🤖 AI Summary
Existing fashion compatibility models struggle to incorporate users’ physical attributes (e.g., height, body shape) for personalized outfit recommendation. To address this, we propose the first fashion cognition learning paradigm grounded in individual physical characteristics and introduce an end-to-end Fashion Cognitive Network (FCN). FCN comprises two core components: a convolutional encoder that extracts visual-semantic embeddings of outfits, and a user-aware module that fuses appearance features. Additionally, we design a Multi-Label Graph Convolutional Network (ML-GCN) to jointly model fine-grained style semantics and fit compatibility. We curate a large-scale, real-world O4U dataset—comprising over 100K user-outfit interactions with annotated physical attributes and stylistic labels—to support training and evaluation.

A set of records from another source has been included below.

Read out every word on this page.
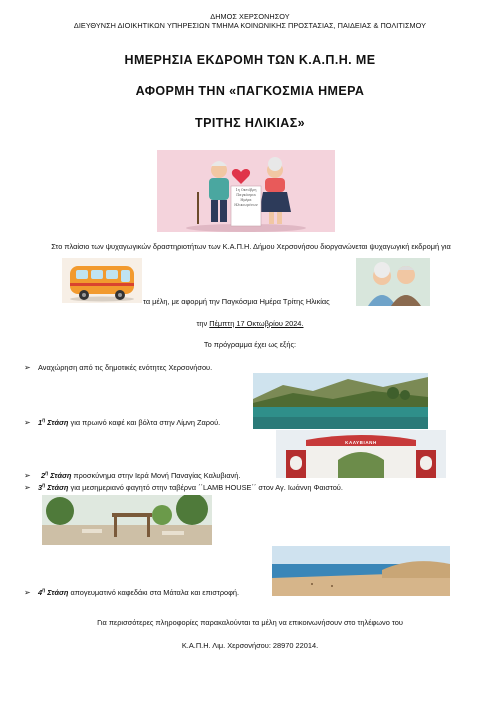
ΔΗΜΟΣ ΧΕΡΣΟΝΗΣΟΥ
ΔΙΕΥΘΥΝΣΗ ΔΙΟΙΚΗΤΙΚΩΝ ΥΠΗΡΕΣΙΩΝ ΤΜΗΜΑ ΚΟΙΝΩΝΙΚΗΣ ΠΡΟΣΤΑΣΙΑΣ, ΠΑΙΔΕΙΑΣ & ΠΟΛΙΤΙΣΜΟΥ
ΗΜΕΡΗΣΙΑ ΕΚΔΡΟΜΗ ΤΩΝ Κ.Α.Π.Η. ΜΕ
ΑΦΟΡΜΗ ΤΗΝ «ΠΑΓΚΟΣΜΙΑ ΗΜΕΡΑ
ΤΡΙΤΗΣ ΗΛΙΚΙΑΣ»
1η Οκτώβρη
Παγκόσμια
Ημέρα
Ηλικιωμένων
Στο πλαίσιο των ψυχαγωγικών δραστηριοτήτων των Κ.Α.Π.Η. Δήμου Χερσονήσου διοργανώνεται ψυχαγωγική εκδρομή για
τα μέλη, με αφορμή την Παγκόσμια Ημέρα Τρίτης Ηλικίας
την Πέμπτη 17 Οκτωβρίου 2024.
Το πρόγραμμα έχει ως εξής:
➢ Αναχώρηση από τις δημοτικές ενότητες Χερσονήσου.
➢ $1^\eta$ Στάση για πρωινό καφέ και βόλτα στην Λίμνη Ζαρού.
ΚΑΛΥΒΙΑΝΗ
➢ $2^\eta$ Στάση προσκύνημα στην Ιερά Μονή Παναγίας Καλυβιανή.
➢ $3^\eta$ Στάση για μεσημεριανό φαγητό στην ταβέρνα ΄΄LAMB HOUSE΄΄ στον Αγ. Ιωάννη Φαιστού.
➢ $4^\eta$ Στάση απογευματινό καφεδάκι στα Μάταλα και επιστροφή.
Για περισσότερες πληροφορίες παρακαλούνται τα μέλη να επικοινωνήσουν στο τηλέφωνο του
Κ.Α.Π.Η. Λιμ. Χερσονήσου: 28970 22014.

Extensive quantitative and qualitative experiments demonstrate that our method significantly outperforms state-of-the-art approaches in personalized outfit recommendation, achieving superior accuracy, interpretability, and generalization across diverse user demographics.
📝 Abstract
Fashion compatibility models enable online retailers to easily obtain a large number of outfit compositions with good quality. However, effective fashion recommendation demands precise service for each customer with a deeper cognition of fashion. In this paper, we conduct the first study on fashion cognitive learning, which is fashion recommendations conditioned on personal physical information. To this end, we propose a Fashion Cognitive Network (FCN) to learn the relationships among visual-semantic embedding of outfit composition and appearance features of individuals. FCN contains two submodules, namely outfit encoder and Multi-label Graph Neural Network (ML-GCN). The outfit encoder uses a convolutional layer to encode an outfit into an outfit embedding. The latter module learns label classifiers via stacked GCN. We conducted extensive experiments on the newly collected O4U dataset, and the results provide strong qualitative and quantitative evidence that our framework outperforms alternative methods.